Match the embedding model to the index. Re-read the prerequisites — a mismatch silently breaks retrieval.
Turn on the sufficiency guard for high-stakes assistants. For policy, legal, or compliance use, it's far better for the agent to say "I don't have enough information" than to produce a confident wrong answer. Pair it with a small number of multi-hop retries.
Keep temperature low. 0.0–0.3 keeps answers faithful to the retrieved sources.
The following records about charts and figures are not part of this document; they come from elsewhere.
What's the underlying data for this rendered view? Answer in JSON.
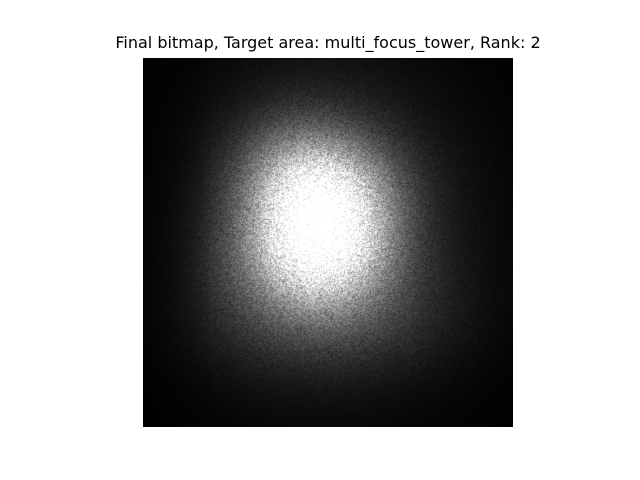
{
  "figure": {
    "title": "Final bitmap, Target area: multi_focus_tower, Rank: 2"
  },
  "chart_data": {
    "type": "heatmap",
    "title": "Final bitmap, Target area: multi_focus_tower, Rank: 2",
    "colormap": "gray",
    "axes_visible": false,
    "grid": false,
    "background": "#000000",
    "description_of_values": "grayscale intensity bitmap, 0 = black, 1 = white"
  }
}
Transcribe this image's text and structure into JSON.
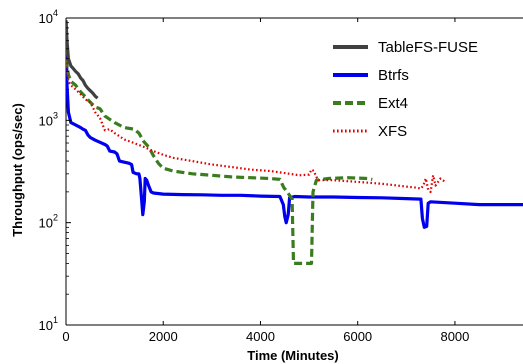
{
  "chart_data": {
    "type": "line",
    "title": "",
    "xlabel": "Time (Minutes)",
    "ylabel": "Throughput (ops/sec)",
    "xlim": [
      0,
      9400
    ],
    "ylim": [
      10,
      10000
    ],
    "yscale": "log",
    "x_ticks": [
      0,
      2000,
      4000,
      6000,
      8000
    ],
    "x_tick_labels": [
      "0",
      "2000",
      "4000",
      "6000",
      "8000"
    ],
    "y_ticks": [
      10,
      100,
      1000,
      10000
    ],
    "y_tick_labels": [
      {
        "base": "10",
        "exp": "1"
      },
      {
        "base": "10",
        "exp": "2"
      },
      {
        "base": "10",
        "exp": "3"
      },
      {
        "base": "10",
        "exp": "4"
      }
    ],
    "grid": false,
    "legend_position": "top-right",
    "series": [
      {
        "name": "TableFS-FUSE",
        "color": "#404040",
        "style": "solid",
        "points": [
          [
            0,
            9500
          ],
          [
            20,
            6000
          ],
          [
            50,
            4000
          ],
          [
            100,
            3400
          ],
          [
            150,
            3200
          ],
          [
            200,
            3000
          ],
          [
            250,
            2850
          ],
          [
            300,
            2600
          ],
          [
            350,
            2450
          ],
          [
            400,
            2200
          ],
          [
            450,
            2050
          ],
          [
            500,
            1950
          ],
          [
            550,
            1850
          ],
          [
            600,
            1720
          ],
          [
            650,
            1650
          ]
        ]
      },
      {
        "name": "Btrfs",
        "color": "#0000ee",
        "style": "solid",
        "points": [
          [
            0,
            9000
          ],
          [
            20,
            2200
          ],
          [
            50,
            1200
          ],
          [
            100,
            950
          ],
          [
            200,
            900
          ],
          [
            300,
            850
          ],
          [
            350,
            820
          ],
          [
            400,
            800
          ],
          [
            450,
            720
          ],
          [
            500,
            680
          ],
          [
            600,
            640
          ],
          [
            700,
            610
          ],
          [
            800,
            580
          ],
          [
            850,
            560
          ],
          [
            900,
            500
          ],
          [
            1000,
            490
          ],
          [
            1050,
            470
          ],
          [
            1100,
            400
          ],
          [
            1200,
            390
          ],
          [
            1300,
            380
          ],
          [
            1350,
            370
          ],
          [
            1380,
            310
          ],
          [
            1450,
            300
          ],
          [
            1500,
            300
          ],
          [
            1520,
            270
          ],
          [
            1560,
            160
          ],
          [
            1580,
            120
          ],
          [
            1610,
            160
          ],
          [
            1630,
            270
          ],
          [
            1660,
            260
          ],
          [
            1700,
            230
          ],
          [
            1750,
            200
          ],
          [
            1800,
            195
          ],
          [
            2000,
            190
          ],
          [
            2400,
            188
          ],
          [
            2800,
            187
          ],
          [
            3200,
            185
          ],
          [
            3600,
            185
          ],
          [
            4000,
            182
          ],
          [
            4400,
            180
          ],
          [
            4470,
            150
          ],
          [
            4500,
            115
          ],
          [
            4530,
            100
          ],
          [
            4570,
            120
          ],
          [
            4600,
            175
          ],
          [
            4700,
            180
          ],
          [
            5000,
            178
          ],
          [
            5500,
            178
          ],
          [
            6000,
            176
          ],
          [
            6500,
            175
          ],
          [
            7000,
            172
          ],
          [
            7300,
            170
          ],
          [
            7330,
            110
          ],
          [
            7370,
            90
          ],
          [
            7420,
            92
          ],
          [
            7450,
            155
          ],
          [
            7500,
            160
          ],
          [
            8000,
            155
          ],
          [
            8500,
            150
          ],
          [
            9000,
            150
          ],
          [
            9400,
            150
          ]
        ]
      },
      {
        "name": "Ext4",
        "color": "#3a7d1f",
        "style": "dashed",
        "points": [
          [
            0,
            9000
          ],
          [
            20,
            3500
          ],
          [
            50,
            2800
          ],
          [
            100,
            2400
          ],
          [
            200,
            2200
          ],
          [
            300,
            1900
          ],
          [
            400,
            1700
          ],
          [
            500,
            1500
          ],
          [
            600,
            1350
          ],
          [
            700,
            1300
          ],
          [
            800,
            1100
          ],
          [
            1000,
            950
          ],
          [
            1200,
            850
          ],
          [
            1400,
            820
          ],
          [
            1500,
            750
          ],
          [
            1600,
            620
          ],
          [
            1700,
            550
          ],
          [
            1800,
            450
          ],
          [
            1900,
            380
          ],
          [
            2000,
            340
          ],
          [
            2100,
            330
          ],
          [
            2200,
            320
          ],
          [
            2400,
            310
          ],
          [
            2600,
            300
          ],
          [
            3000,
            290
          ],
          [
            3400,
            280
          ],
          [
            3800,
            275
          ],
          [
            4200,
            270
          ],
          [
            4400,
            265
          ],
          [
            4480,
            220
          ],
          [
            4550,
            200
          ],
          [
            4650,
            170
          ],
          [
            4680,
            40
          ],
          [
            5050,
            40
          ],
          [
            5080,
            200
          ],
          [
            5150,
            260
          ],
          [
            5400,
            270
          ],
          [
            5800,
            275
          ],
          [
            6200,
            270
          ],
          [
            6300,
            265
          ]
        ]
      },
      {
        "name": "XFS",
        "color": "#e00000",
        "style": "dotted",
        "points": [
          [
            0,
            9000
          ],
          [
            20,
            3000
          ],
          [
            50,
            2400
          ],
          [
            100,
            2200
          ],
          [
            200,
            2000
          ],
          [
            300,
            1800
          ],
          [
            400,
            1600
          ],
          [
            500,
            1500
          ],
          [
            600,
            1200
          ],
          [
            700,
            1050
          ],
          [
            800,
            800
          ],
          [
            900,
            820
          ],
          [
            1000,
            750
          ],
          [
            1100,
            700
          ],
          [
            1200,
            650
          ],
          [
            1400,
            600
          ],
          [
            1600,
            550
          ],
          [
            1800,
            500
          ],
          [
            2000,
            460
          ],
          [
            2200,
            430
          ],
          [
            2600,
            400
          ],
          [
            3000,
            370
          ],
          [
            3400,
            350
          ],
          [
            3800,
            330
          ],
          [
            4200,
            320
          ],
          [
            4600,
            300
          ],
          [
            4800,
            290
          ],
          [
            5000,
            295
          ],
          [
            5050,
            330
          ],
          [
            5100,
            320
          ],
          [
            5150,
            280
          ],
          [
            5200,
            260
          ],
          [
            5500,
            260
          ],
          [
            6000,
            250
          ],
          [
            6500,
            240
          ],
          [
            7000,
            225
          ],
          [
            7200,
            220
          ],
          [
            7300,
            215
          ],
          [
            7350,
            230
          ],
          [
            7400,
            270
          ],
          [
            7450,
            210
          ],
          [
            7500,
            200
          ],
          [
            7550,
            290
          ],
          [
            7600,
            230
          ],
          [
            7700,
            270
          ],
          [
            7800,
            250
          ]
        ]
      }
    ]
  }
}
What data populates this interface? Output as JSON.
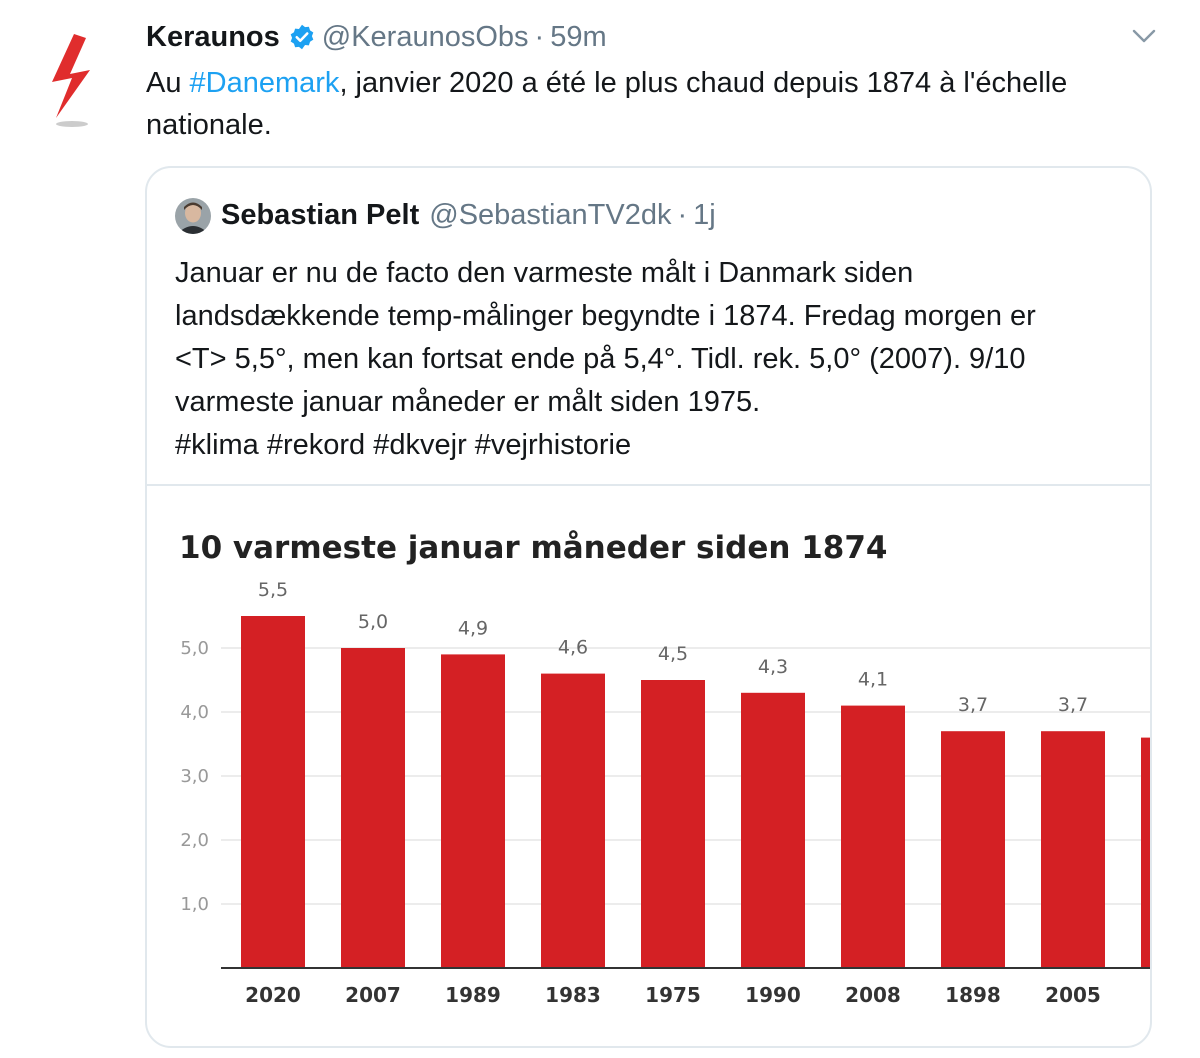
{
  "tweet": {
    "author_name": "Keraunos",
    "author_handle": "@KeraunosObs",
    "separator": "·",
    "time": "59m",
    "text_before": "Au ",
    "hashtag": "#Danemark",
    "text_after": ", janvier 2020 a été le plus chaud depuis 1874 à l'échelle nationale."
  },
  "icons": {
    "avatar": "lightning-bolt-icon",
    "verified": "verified-badge-icon",
    "menu": "chevron-down-icon"
  },
  "quoted_tweet": {
    "author_name": "Sebastian Pelt",
    "author_handle": "@SebastianTV2dk",
    "separator": "·",
    "time": "1j",
    "text_lines": [
      "Januar er nu de facto den varmeste målt i Danmark siden",
      "landsdækkende temp-målinger begyndte i 1874. Fredag morgen er",
      "<T> 5,5°, men kan fortsat ende på 5,4°. Tidl. rek. 5,0° (2007). 9/10",
      "varmeste januar måneder er målt siden 1975.",
      "#klima #rekord #dkvejr #vejrhistorie"
    ]
  },
  "colors": {
    "accent": "#1da1f2",
    "bar": "#d42024",
    "bolt": "#e02d2d"
  },
  "chart_data": {
    "type": "bar",
    "title": "10 varmeste januar måneder siden 1874",
    "categories": [
      "2020",
      "2007",
      "1989",
      "1983",
      "1975",
      "1990",
      "2008",
      "1898",
      "2005",
      ""
    ],
    "values": [
      5.5,
      5.0,
      4.9,
      4.6,
      4.5,
      4.3,
      4.1,
      3.7,
      3.7,
      3.6
    ],
    "value_labels": [
      "5,5",
      "5,0",
      "4,9",
      "4,6",
      "4,5",
      "4,3",
      "4,1",
      "3,7",
      "3,7",
      ""
    ],
    "y_ticks": [
      1.0,
      2.0,
      3.0,
      4.0,
      5.0
    ],
    "y_tick_labels": [
      "1,0",
      "2,0",
      "3,0",
      "4,0",
      "5,0"
    ],
    "ylim": [
      0,
      5.5
    ],
    "grid": true,
    "xlabel": "",
    "ylabel": ""
  }
}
Start with a few knowledge sources, not all of them. Searching every collection at once produces noisy, mixed results. If users span very different topics, consider the Document Navigation Assistant to route each question to the right knowledge base instead of dumping them all into one profile.
Tune Retrieve K and reranking together. A common pattern is to retrieve a generous number of passages (higher Retrieve K) and let reranking keep only the best few (Top N) — more recall without overwhelming the model.